Middle book syndrome, thy name is Insurgent, and you’ve never been this painful before. I realize this is not a popular opinion. For every negative re...moreMiddle book syndrome, thy name is Insurgent, and you’ve never been this painful before. I realize this is not a popular opinion. For every negative review out there, Insurgent has fifteen positive ones, which I guess makes me the odd one out, not for the first time.
But seriously, wow. If you’re ever struck by a sudden desire to read a book about nothing at all and don’t know what to choose, look no further – Veronica Roth will satisfy your curiosity. I was one of those people who neither loved nor hated Divergent: I thought it was fun but full of holes worldbuilding-wise, I thought the characters were interesting, but needed more work, and I thought the action scenes were reasonably well-written, but certainly not mind-blowing. None of those things apply to Insurgent. I only mention them to clarify that I didn’t expect much to begin with. But after the first few chapters of Insurgent, I realized that even those weak expectations wouldn’t be met. It is one of the emptiest books I’ve ever read: you go searching for plot and come up empty; you try finding some character development – empty. Good action scenes… well, some, but without an actual plot to keep me engaged, they felt empty nonetheless. I usually enjoy writing plot summaries, but this time, I spent 10 minutes staring at the blinking cursor, having absolutely no idea how to put this lack of anything meaningful into words. I just keep going back to Tris instead. And since I already mentioned character development, I’d like to know what on earth happened to her? I wrote this plenty of times in my reviews: if I don’t like the main character, I simply can’t like the book! (Unless, of course, the whole point of the book is that I dislike its protagonist, which most definitely isn’t the case here.) I might have enjoyed Insurgent at least a little bit if not for Tris’s constant whining. This entire book is one big pity-party, a series of unnecessary, meaningless sacrifices. People kept turning to her to analyze the situation, but she was the least logical among them. At least with the real Dauntless you know where you stand… they shoots first, ask questions later… if at all. Tris whines first, makes idiotic decisions, lies to the only person who actually cares about her, whines some more, shoots when she has no other way out, then whines because she was forced to shoot. Rinse and repeat. Her guilt over killing Will was fine up to a point, but when she became self-destructive over it, I started thinking that she should have done everyone a favor and let Will shoot her instead! That was the only other option: kill him or die, but instead of accepting this, she was determined to destroy herself (and Tobias) because of it.
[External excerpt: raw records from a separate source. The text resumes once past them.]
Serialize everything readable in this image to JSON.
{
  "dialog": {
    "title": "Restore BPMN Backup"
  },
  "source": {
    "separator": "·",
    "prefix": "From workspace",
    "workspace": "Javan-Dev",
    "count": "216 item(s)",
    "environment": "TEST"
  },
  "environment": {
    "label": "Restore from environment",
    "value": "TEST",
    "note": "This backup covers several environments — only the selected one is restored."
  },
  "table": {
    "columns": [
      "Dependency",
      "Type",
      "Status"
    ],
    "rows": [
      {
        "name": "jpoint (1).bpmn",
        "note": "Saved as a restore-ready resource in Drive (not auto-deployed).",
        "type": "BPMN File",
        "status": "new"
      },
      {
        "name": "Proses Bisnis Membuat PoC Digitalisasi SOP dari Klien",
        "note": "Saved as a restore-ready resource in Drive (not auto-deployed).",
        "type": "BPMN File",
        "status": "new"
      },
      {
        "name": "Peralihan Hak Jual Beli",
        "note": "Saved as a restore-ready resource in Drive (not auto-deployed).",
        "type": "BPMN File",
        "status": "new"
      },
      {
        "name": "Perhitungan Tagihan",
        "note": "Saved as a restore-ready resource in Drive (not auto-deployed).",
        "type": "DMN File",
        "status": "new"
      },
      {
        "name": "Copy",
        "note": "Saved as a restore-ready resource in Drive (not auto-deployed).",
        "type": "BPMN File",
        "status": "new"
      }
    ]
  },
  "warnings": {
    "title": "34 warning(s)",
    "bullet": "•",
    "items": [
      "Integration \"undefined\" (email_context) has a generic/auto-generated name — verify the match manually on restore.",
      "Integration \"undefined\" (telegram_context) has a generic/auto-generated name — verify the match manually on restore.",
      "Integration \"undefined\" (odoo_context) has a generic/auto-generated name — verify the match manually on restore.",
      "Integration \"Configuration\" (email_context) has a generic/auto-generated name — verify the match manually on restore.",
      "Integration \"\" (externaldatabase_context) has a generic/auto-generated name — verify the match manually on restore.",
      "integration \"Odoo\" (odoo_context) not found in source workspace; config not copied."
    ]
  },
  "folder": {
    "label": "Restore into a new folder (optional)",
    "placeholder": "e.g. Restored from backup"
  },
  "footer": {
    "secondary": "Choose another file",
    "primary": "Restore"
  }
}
The narrator, Emma Galvin, saved the book for me. She truly did an outstanding job. Sometimes a narrator just grates on me for no apparent reason, but the exact opposite happened with Emma: she is so good that I’d be perfectly happy listening to her read grocery lists all day long. She is what kept me going around the middle, when I would have given up otherwise.
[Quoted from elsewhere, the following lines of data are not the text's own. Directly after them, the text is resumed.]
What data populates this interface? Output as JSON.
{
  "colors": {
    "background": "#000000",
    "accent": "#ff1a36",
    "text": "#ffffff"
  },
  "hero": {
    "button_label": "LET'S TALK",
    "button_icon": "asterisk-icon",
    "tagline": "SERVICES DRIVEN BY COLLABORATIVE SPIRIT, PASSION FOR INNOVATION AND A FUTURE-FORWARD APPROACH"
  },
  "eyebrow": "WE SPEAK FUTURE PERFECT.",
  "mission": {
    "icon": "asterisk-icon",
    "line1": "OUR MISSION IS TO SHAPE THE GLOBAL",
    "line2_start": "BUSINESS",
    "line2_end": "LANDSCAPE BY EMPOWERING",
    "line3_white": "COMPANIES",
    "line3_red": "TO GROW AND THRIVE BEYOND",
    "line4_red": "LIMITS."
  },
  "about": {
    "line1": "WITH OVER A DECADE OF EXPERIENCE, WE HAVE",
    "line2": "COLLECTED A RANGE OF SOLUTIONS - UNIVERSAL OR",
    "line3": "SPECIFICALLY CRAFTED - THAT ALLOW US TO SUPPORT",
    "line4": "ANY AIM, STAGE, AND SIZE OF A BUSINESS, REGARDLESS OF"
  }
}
There is no hope for me and this series. I wanted to be excited about the third book, but I doubt I’ll even read it. Everyone has their list of dealbreakers, those things they just can’t get over in books, and whining and self-pity are at the very top of mine. (You can read this lovely post about dealbreakers at The Readventurer.)
When book three comes out, I promise I will be excited with and for my friends. I swear I will. I just doubt I’ll read it myself.